Student loan vote underscores Romney, Obama general election lines of attack

May 4, 2012 RSS Feed Print
Mitt Romney

Republican presidential candidate Mitt Romney takes the stage at an election night rally in Manchester, N.H.

Last week was apparently youth week on the presidential hustings, with President Obama and former Massachusetts Gov. Mitt Romney laying out their lines of attack and appeal with young voters, ordinarily a bastion of Obama support.

But while student loan rates were the proximate issue and young voters the target, the fight neatly illustrated the approaches the two campaigns plan to use more broadly over the next few months.

Specifically at issue was the scheduled doubling of interest rates on subsidized Stafford loans for students. In 2007 Congress passed, and President Bush signed, a law that lowered the interest rates from 6.8 percent to 3.4 percent—until July 1 of this year, when the rates shoot back up to 6.8 percent. While Obama wants to extend the lower interest rate, House Republicans refuse on the ground that it will cost money and, anyway, it's the Democrats' fault that interest rates are about to go up because they passed the expiring law in the first place—a line so absurd they abandoned it and caved midweek. (No word on whether the GOP will tout the expiration of the Bush tax cuts as a Republican tax increase.) The increase in the interest rates would hit roughly 7 million students, raising their costs by an average of $1,000 each. Needless to say, no rational political actor wants to embrace $1,000 price hikes for students in an election year, which is why Obama made a three swing-state college campus tour to highlight the issue, taking the occasion to remind his audience that unlike some politicians (cough, Mitt Romney, cough), he knows what it's like to deal with oppressive student loans.

[See a collection of political cartoons on Mitt Romney.]

Team Romney in turn embraced the youth vote push.

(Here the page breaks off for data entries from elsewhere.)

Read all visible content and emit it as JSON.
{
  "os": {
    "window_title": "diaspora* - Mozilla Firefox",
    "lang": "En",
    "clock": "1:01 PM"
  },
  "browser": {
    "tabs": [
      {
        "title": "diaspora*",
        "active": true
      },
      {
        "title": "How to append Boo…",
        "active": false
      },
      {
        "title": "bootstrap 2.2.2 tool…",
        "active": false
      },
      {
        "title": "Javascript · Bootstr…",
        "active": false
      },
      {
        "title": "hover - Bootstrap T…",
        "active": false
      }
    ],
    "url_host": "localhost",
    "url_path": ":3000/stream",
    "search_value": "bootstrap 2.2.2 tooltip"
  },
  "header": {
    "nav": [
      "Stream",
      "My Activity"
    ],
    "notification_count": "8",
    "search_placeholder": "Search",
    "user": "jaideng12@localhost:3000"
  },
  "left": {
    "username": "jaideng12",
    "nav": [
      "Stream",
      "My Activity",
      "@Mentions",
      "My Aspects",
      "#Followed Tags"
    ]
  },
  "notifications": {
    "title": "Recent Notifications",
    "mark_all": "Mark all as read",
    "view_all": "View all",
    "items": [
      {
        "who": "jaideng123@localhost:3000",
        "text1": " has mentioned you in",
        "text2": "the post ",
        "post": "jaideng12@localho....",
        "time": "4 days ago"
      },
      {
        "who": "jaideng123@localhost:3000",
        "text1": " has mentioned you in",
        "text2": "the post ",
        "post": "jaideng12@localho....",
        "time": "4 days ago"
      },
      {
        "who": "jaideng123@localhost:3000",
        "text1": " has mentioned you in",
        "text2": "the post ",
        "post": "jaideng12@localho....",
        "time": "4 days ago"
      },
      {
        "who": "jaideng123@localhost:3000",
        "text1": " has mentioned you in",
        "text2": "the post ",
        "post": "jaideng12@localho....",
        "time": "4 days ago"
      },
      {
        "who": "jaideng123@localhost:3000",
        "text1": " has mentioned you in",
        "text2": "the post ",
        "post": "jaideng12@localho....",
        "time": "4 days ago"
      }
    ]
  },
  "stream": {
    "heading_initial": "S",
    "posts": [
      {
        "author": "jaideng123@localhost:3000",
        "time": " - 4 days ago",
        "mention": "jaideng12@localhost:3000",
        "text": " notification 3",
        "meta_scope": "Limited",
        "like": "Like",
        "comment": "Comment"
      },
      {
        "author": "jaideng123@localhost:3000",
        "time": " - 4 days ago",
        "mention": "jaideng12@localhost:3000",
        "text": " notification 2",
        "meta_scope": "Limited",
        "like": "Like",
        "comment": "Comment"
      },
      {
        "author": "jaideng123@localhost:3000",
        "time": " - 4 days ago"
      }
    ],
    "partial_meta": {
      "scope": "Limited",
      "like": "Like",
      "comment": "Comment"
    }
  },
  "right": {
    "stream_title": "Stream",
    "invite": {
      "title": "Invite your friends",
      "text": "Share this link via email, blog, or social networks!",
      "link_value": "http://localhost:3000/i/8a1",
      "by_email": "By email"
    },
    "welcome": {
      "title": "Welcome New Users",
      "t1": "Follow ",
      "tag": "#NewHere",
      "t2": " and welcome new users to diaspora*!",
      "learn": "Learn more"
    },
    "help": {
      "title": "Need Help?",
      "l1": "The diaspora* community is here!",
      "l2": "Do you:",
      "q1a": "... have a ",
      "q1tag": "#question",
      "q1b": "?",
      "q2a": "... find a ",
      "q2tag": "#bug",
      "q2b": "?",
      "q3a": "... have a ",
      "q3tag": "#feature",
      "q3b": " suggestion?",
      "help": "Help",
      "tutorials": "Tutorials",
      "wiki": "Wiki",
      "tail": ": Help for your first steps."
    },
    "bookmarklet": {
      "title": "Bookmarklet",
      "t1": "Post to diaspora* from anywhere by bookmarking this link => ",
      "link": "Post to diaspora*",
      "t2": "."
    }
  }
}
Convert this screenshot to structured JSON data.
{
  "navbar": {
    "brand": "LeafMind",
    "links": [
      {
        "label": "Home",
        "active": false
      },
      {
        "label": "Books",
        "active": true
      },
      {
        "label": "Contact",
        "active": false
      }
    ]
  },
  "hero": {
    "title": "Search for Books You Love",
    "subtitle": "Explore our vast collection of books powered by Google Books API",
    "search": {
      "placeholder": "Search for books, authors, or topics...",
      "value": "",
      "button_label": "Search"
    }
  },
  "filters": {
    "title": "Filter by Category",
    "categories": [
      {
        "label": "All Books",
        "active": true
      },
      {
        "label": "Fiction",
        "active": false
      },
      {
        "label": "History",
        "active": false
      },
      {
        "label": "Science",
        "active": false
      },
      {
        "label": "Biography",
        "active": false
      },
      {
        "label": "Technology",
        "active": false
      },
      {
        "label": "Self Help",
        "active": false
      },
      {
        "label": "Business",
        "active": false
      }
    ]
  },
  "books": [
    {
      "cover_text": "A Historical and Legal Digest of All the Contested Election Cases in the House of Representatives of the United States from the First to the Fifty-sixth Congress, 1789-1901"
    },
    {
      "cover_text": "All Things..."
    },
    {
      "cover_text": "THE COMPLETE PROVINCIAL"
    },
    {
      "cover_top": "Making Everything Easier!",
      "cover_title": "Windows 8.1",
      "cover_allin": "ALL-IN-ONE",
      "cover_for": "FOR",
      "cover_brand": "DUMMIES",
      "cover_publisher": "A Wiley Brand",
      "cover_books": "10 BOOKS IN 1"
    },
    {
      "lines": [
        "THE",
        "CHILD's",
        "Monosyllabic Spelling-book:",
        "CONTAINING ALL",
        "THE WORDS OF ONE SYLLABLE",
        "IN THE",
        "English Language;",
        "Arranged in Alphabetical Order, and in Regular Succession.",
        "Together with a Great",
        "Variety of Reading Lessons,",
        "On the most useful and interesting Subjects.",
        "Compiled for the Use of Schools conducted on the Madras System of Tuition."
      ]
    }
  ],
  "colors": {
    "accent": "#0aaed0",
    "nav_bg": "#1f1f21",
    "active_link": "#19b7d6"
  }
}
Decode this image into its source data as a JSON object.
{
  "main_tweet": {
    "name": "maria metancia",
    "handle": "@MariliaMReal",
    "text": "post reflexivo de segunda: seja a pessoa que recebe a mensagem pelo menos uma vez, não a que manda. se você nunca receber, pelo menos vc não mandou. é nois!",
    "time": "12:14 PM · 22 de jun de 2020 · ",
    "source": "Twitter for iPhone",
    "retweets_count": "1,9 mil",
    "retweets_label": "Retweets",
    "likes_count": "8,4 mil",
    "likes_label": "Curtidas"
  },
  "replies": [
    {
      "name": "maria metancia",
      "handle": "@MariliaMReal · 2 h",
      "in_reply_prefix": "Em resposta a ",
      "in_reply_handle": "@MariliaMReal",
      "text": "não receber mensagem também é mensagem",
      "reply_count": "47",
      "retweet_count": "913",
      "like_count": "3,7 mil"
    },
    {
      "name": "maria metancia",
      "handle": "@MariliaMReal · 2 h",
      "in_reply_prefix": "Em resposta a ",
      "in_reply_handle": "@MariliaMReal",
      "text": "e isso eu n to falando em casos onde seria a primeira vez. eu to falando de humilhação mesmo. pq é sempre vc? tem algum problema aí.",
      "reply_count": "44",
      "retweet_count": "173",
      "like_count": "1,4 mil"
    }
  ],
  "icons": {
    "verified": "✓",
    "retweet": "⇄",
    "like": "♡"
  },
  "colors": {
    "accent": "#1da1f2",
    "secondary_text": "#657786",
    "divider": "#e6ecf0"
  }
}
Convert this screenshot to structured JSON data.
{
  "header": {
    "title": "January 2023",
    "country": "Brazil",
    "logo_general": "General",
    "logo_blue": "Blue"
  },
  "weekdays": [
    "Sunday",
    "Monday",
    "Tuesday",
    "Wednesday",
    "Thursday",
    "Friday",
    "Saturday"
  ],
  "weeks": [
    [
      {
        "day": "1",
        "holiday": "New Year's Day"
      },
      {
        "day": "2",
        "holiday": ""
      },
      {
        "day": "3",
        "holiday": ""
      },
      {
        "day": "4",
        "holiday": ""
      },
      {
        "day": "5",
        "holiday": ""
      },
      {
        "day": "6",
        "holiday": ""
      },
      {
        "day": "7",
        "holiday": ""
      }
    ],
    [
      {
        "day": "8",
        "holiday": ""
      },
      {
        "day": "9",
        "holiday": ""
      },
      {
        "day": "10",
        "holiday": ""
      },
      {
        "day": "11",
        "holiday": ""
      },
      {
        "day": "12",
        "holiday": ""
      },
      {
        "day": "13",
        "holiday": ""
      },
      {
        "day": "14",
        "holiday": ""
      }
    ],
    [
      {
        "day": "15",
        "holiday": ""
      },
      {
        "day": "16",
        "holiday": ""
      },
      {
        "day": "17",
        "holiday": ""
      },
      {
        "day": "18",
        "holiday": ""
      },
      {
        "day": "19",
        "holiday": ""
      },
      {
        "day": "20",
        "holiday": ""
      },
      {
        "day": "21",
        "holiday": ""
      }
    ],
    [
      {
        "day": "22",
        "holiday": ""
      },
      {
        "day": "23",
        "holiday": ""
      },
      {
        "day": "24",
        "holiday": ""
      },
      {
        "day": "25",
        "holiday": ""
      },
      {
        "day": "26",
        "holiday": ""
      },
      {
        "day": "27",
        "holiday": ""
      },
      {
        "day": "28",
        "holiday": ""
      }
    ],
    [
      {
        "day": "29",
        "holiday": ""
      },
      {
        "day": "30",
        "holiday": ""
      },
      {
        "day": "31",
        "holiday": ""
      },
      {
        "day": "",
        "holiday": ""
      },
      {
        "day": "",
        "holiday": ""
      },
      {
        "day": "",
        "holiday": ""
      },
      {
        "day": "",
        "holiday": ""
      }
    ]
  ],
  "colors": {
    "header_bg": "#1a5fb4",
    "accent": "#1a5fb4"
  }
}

The candidate himself deserted his severely conservative House GOP colleagues, embracing the president's position that the lower interest rates should be extended. The campaign, meanwhile, pushed the argument that Obama's policies have been bad for students, arguing that they have been responsible for rising tuition rates (which would be impressive given that the cost of college started shooting up years before Obama took office) and a poor job market. And one Romney surrogate (72-year-old former Colorado Sen. Hank Brown) told reporters that the GOP would fare better with youngsters against Obama this time because it has a "younger, more dynamic Republican candidate." That may be technically true, but the painfully square, 65-year-old Romney is, as the saying goes, an old man's idea of a young man.

We can draw a few conclusions from this skirmish. The first is that Romney's long-awaited pivot to the general election is underway (finally: Buzzfeed tallied 96 previous real or perceived Romney turns to the general election). Whereas primary campaign Romney brusquely told students not to expect government help with student loans ("The right course for America is … for us to make sure that we provide loans to the extent we possibly can at an interest rate that doesn't have the taxpayers having to subsidize people who want to go to school"), general election Romney is deeply concerned about students' ability to pay for college.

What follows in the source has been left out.